For those women that don’t want to have a tattoo the use of semi-permanent pen marks is often used with special dressings (that act as a clear skin) to avoid the marks rubbing off onto clothes and to maintain longevity. Semi-permanent marks come with restrictions on washing but can be as accurate as permanent tattoos if application is maintained carefully(4). Some centres have access to 3D surface imaging that can complement patient alignment and enhance accuracy of set-up; unfortunately not all radiotherapy centres have such a facility.

A recent trial has tested the viability of using ultra-violet (UV) ink for permanent tattoos. This option means that the tattoos are not visible in normal daylight conditions and only visible under UV lights that are applied in the treatment room. The use of UV tattoos still requires a needle prick to get the ultra violet ink underneath the skin. However, it may offer a solution in the future, and we await the published results of this recent trial to see the full benefit in terms of accuracy for treatment and acceptability to patients. The use of UV ink for tattooing is a fairly new development and we currently don’t know if there are any long-term risks associated with using UV ink for tattoos. It does also mean that while the radiotherapy tattoos would remain invisible during normal lighting conditions under any ultra violet lighting such as those sometimes used in clubs and restaurants the tattoos maybe visible.

Another future solution that could provide patients with an alternative to permanent tattoos (either indian ink or UV tattoos) is the use of a well fitting immobilisation device where the set up marks are incorporated within the device. This approach is used for radiotherapy application to areas of the head and neck where an immobilisation mask is fitted to the patient and marks placed on the mask rather than on the patient. We are currently developing a support bra for women undergoing breast radiotherapy that may allow for marks to be incorporated within the bra, avoiding the need for skin marks or tattoos on the patient; details of the SuPPORT 4 All study can be found here.
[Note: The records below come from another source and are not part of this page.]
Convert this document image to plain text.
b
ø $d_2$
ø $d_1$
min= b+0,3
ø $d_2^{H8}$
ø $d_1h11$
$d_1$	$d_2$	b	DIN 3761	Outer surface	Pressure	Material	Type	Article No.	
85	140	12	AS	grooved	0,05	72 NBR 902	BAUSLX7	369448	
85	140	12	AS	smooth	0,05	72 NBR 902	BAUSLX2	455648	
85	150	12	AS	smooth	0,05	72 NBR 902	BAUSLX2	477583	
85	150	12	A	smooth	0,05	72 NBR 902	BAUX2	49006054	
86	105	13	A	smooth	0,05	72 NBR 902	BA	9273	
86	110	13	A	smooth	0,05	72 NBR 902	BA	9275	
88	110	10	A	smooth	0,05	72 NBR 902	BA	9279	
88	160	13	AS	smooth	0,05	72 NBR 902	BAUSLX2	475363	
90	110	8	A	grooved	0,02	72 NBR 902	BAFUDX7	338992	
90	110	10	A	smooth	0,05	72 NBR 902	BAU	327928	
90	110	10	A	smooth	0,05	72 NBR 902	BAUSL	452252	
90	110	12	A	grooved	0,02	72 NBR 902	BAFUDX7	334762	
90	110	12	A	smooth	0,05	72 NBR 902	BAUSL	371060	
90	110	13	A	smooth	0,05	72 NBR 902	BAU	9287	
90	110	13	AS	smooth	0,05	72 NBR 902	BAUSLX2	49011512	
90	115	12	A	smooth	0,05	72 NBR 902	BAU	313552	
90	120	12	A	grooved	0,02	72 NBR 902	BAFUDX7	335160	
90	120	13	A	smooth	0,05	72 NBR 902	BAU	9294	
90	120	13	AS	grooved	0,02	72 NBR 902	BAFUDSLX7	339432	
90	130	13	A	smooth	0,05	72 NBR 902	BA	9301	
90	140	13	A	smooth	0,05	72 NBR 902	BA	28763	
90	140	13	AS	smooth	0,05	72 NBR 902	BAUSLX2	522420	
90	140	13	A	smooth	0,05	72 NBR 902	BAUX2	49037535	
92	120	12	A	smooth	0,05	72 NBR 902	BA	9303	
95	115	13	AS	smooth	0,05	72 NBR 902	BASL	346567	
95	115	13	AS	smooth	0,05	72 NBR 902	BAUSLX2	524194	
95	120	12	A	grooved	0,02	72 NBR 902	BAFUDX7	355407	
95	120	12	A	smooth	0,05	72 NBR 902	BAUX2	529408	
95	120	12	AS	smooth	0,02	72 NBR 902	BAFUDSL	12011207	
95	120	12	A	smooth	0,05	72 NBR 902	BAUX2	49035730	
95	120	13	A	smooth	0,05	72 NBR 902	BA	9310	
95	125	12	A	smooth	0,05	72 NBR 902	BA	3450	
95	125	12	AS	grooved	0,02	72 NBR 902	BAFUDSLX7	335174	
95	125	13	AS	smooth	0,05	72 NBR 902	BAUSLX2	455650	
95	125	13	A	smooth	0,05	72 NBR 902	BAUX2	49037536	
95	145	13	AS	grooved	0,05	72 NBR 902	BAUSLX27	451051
Is there sufficient choice for patients? What’s your view?


  1. Probst Heidi, Bragg, Christopher; Dodwell, David; Green, David; Hart, John. A systematic review of methods to immobilise breast tissue during adjuvant breast irradiation. Radiography. 2014;20(1):70-81.
  2. Gierga DP, Riboldi M, Turcotte JC, Sharp GC, Jiang SB, Taghian AG, et al. Comparison of Target Registration Errors for Multiple Image-Guided Techniques in Accelerated Partial Breast Irradiation. International Journal of Radiation Oncology*Biology*Physics. 2008;70(4):1239-46.
  3. Yue NJ, Goyal S, Zhou J, Khan AJ, Haffty BG. Intrafractional Target Motions and Uncertainties of Treatment Setup Reference Systems in Accelerated Partial Breast Irradiation. International Journal of Radiation Oncology*Biology*Physics. 2011;79(5):1549-56.
  4. Probst H, Dodwell, D, Gray, J.C, Holmes, M. An evaluation of the accuracy of semi-permanent skin marks for breast cancer irradiation. Radiography. 2006;12(3):186-8.
  5. Wohlrab S, Stahl J, Kappeler PM. Modifying the body: Motivations for getting tattooed and pierced. Body Image. 2007;4(1):87-95.